2.5.3. ROI‐based analysis of R2* and R1 in the deep brain regions
For the subcortical regions, the mean R2* and R1 values of each anatomical region were calculated by using the corresponding Freesurfer segmentation outputs from the 3D T1w images as masks. A total of seven subcortical regions from each hemisphere (a total of 14 regions) were considered, including the left and right thalamus, caudate nucleus, putamen, globus pallidus, hippocampus, amygdala, and nucleus accumbens. Similar to the surface‐based analysis, one‐way ANOVA was first performed to determine the group effects in the subcortical regions followed by post hoc analysis to detect the pair‐wise difference between the groups with a statistical threshold at p < .05 after FDR correction for multiple comparisons. To further analyze specific differences in both R2* and R1 in the subcortical regions between the CN− and CN+ groups, we applied additional GLM analyses with the age and sex as covariates followed by an FDR correction at corrected p < .05. Brain regions that showed significant differences among the three groups, associations between R2* or R1, each of the CSF biomarkers, and neuropsychological performance were further examined using partial correlation analysis controlling for age in the CN− and CN+ groups.
3. RESULTS
3.1. Demographic results
The age of CN+ group is slightly higher than CN− group (p = .025) as expected due to the higher prevalence of positive AD pathology with increasing age, therefore we included age as a covariate in all our subsequent analyses when appropriate.

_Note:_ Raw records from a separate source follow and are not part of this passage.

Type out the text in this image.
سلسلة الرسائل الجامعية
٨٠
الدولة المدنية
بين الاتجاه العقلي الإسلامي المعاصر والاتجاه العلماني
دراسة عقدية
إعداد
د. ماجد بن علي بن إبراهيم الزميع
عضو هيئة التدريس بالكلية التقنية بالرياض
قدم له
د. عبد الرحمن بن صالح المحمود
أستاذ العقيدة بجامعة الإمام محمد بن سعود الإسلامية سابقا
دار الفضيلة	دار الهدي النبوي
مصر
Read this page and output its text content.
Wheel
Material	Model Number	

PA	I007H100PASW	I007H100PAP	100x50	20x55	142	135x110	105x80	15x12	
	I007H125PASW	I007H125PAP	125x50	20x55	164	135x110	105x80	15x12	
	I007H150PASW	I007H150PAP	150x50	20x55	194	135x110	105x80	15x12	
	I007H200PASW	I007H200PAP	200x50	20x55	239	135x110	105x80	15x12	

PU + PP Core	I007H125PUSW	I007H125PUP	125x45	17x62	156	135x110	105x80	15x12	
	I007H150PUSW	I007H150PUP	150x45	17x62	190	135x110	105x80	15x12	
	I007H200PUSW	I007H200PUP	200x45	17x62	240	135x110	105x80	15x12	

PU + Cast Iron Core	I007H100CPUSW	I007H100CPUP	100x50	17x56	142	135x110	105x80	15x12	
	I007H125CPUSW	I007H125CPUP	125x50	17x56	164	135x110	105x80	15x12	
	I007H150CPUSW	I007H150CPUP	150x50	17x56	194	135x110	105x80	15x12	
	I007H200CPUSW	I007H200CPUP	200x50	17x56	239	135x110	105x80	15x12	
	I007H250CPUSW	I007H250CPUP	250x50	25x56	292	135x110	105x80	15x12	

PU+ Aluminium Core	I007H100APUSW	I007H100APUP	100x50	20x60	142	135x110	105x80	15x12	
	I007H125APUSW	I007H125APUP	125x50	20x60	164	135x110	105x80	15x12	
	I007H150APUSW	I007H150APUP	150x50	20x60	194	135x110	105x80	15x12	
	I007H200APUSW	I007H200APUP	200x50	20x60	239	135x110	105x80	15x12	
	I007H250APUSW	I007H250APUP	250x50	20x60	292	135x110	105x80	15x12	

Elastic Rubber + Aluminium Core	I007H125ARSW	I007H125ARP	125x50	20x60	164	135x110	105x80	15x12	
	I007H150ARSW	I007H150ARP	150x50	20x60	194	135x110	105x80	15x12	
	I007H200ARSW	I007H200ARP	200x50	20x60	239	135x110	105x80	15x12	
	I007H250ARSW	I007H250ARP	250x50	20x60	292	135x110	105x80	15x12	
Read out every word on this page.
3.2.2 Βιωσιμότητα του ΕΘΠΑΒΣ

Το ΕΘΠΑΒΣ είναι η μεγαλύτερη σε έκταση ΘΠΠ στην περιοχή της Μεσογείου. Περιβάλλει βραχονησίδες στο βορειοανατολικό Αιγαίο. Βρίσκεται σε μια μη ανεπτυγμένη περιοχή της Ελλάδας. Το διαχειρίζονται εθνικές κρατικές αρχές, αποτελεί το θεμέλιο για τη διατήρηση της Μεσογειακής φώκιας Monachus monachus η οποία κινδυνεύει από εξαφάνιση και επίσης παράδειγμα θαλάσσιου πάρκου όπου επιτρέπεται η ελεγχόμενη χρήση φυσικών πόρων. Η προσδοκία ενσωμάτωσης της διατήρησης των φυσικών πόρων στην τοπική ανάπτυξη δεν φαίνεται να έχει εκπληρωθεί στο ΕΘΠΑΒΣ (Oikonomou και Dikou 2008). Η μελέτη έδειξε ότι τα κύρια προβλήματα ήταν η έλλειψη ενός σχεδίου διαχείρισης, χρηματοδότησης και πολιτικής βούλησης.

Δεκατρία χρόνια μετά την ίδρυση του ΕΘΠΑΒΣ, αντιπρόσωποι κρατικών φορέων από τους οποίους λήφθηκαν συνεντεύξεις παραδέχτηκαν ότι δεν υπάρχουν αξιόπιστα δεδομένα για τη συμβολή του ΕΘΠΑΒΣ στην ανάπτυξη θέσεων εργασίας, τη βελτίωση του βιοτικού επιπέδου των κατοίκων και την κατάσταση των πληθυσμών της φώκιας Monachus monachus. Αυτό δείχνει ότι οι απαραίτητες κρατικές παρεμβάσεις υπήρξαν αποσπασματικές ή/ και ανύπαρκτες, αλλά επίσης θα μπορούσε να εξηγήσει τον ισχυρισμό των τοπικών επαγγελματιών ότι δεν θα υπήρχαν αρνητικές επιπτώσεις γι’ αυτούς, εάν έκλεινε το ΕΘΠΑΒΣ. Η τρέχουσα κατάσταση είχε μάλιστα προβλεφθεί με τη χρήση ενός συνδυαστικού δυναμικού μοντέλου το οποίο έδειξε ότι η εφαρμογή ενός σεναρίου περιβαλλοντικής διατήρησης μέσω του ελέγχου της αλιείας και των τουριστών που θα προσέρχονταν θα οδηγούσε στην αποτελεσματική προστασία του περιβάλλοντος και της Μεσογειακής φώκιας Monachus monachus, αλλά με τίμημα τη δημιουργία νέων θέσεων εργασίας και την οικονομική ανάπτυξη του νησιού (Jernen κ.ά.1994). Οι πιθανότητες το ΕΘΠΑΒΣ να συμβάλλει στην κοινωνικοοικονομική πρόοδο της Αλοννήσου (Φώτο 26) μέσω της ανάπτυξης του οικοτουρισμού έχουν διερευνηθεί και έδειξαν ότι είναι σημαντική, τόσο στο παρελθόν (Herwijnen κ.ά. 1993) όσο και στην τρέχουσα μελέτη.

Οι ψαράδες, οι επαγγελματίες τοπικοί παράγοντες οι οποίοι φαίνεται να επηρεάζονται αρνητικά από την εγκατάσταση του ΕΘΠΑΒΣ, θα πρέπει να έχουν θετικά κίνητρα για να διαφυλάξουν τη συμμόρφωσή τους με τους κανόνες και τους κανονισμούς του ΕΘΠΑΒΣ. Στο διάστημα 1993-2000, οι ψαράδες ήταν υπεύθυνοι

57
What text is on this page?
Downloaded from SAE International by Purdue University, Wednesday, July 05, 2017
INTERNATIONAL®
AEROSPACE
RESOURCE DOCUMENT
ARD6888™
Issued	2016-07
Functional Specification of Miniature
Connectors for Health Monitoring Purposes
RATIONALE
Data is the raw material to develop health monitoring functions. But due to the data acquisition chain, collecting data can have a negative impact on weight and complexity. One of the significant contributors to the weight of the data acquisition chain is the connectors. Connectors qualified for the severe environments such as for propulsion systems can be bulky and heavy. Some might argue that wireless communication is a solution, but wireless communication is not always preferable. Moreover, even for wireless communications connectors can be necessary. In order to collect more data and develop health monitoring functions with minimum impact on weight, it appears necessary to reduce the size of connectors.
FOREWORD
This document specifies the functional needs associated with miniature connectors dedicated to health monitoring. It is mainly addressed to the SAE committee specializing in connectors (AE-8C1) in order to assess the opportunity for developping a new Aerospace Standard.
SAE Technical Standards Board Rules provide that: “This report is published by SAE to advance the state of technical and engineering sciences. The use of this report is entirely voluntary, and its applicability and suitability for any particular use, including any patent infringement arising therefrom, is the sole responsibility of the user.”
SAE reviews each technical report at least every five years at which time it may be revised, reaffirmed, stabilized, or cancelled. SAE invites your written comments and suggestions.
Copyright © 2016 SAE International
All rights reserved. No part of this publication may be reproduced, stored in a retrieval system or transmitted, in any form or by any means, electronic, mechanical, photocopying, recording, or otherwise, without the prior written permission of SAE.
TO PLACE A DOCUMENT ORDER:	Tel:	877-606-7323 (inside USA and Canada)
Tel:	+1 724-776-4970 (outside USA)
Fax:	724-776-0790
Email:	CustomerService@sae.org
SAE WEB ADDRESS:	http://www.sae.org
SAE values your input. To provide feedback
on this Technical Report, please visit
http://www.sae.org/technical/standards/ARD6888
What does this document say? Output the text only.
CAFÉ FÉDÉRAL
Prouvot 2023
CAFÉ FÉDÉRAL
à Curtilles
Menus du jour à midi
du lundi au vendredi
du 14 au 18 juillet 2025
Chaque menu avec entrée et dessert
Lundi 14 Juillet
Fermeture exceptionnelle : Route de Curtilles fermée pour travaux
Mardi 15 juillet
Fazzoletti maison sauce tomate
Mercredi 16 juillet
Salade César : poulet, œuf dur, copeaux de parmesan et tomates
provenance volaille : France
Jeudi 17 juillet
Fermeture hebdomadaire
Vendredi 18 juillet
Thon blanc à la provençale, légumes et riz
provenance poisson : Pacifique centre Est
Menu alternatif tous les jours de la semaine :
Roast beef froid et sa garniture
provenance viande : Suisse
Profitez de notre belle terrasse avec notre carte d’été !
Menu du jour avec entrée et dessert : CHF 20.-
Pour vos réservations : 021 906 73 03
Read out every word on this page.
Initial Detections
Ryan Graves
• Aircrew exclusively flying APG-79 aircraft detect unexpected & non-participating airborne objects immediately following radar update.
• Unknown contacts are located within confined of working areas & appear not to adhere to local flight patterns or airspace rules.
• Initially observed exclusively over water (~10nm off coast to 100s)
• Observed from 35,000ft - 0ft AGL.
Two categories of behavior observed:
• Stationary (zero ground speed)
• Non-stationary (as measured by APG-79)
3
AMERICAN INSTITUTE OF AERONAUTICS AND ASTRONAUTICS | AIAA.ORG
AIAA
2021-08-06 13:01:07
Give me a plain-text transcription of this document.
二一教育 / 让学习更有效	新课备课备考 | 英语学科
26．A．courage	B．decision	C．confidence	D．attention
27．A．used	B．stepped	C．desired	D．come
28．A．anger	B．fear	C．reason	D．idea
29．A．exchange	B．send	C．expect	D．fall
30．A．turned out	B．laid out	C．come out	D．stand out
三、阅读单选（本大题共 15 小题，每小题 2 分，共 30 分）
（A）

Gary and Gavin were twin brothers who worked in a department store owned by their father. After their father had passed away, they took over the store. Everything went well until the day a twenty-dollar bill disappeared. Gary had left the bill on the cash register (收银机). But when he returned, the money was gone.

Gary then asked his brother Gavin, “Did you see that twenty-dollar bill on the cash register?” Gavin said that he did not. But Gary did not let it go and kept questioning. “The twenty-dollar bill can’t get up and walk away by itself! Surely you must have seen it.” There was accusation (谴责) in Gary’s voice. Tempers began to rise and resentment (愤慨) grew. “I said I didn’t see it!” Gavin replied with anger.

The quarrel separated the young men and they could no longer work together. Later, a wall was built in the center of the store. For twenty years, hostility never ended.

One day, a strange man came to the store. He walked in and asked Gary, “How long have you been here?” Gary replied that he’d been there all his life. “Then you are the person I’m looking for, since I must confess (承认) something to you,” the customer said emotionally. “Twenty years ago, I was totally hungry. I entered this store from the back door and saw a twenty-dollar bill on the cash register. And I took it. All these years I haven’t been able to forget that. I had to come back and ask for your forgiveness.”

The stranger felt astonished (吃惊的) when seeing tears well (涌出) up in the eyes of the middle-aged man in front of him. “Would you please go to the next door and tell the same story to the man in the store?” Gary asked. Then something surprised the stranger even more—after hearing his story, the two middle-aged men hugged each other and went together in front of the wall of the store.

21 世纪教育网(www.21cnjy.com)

Two‐sample T‐test showed no significant differences in years of education or cognitive performances between CN− and CN+ groups (Table 1).
TABLE 1.
Demographic characteristics and neuropsychiatric data of participants
| Group | Young | CN− | CN+ | p‐Value |
|---|---|---|---|---|
| Number | 39 | 61 | 18 | N/A |
| Age | 26.6 ± 5.1 | 67.4 ± 4.2 | 70.6 ± 6.4 | <10−6 a |
| Gender (M/F) | 14/25 | 14/47 | 2/16 | NS |
| Education | ‐ | 16.47 ± 2.31 | 17.50 ± 2.34 | NS |
| Rey‐O copy | ‐ | 31.37 ± 3.56 | 30.83 ± 4.17 | NS |
| Rey‐O immediate | ‐ | 17.09 ± 6.66 | 15.36 ± 5.15 | NS |
| Rey‐O delayed | ‐ | 16.16 ± 6.48 | 14.63 ± 6.95 | NS |
| JoLO total | ‐ | 24.84 ± 3.58 | 24.53 ± 3.09 | NS |
Note: Data are presented as the mean ± standard deviation (SD); HY: Healthy young group; CN−: cognitively normal old with CSF biomarker negative; CN+: cognitively normal old with CSF biomarker positive; Rey‐O copy: Copy accuracy score of Rey Figure Test; Rey‐O immediate: ImmedIate free recall score of Rey Figure Test; Rey‐O delayed: Delayed recall score of Rey Figure Test; JoLO: Judgment of Line Orientation test.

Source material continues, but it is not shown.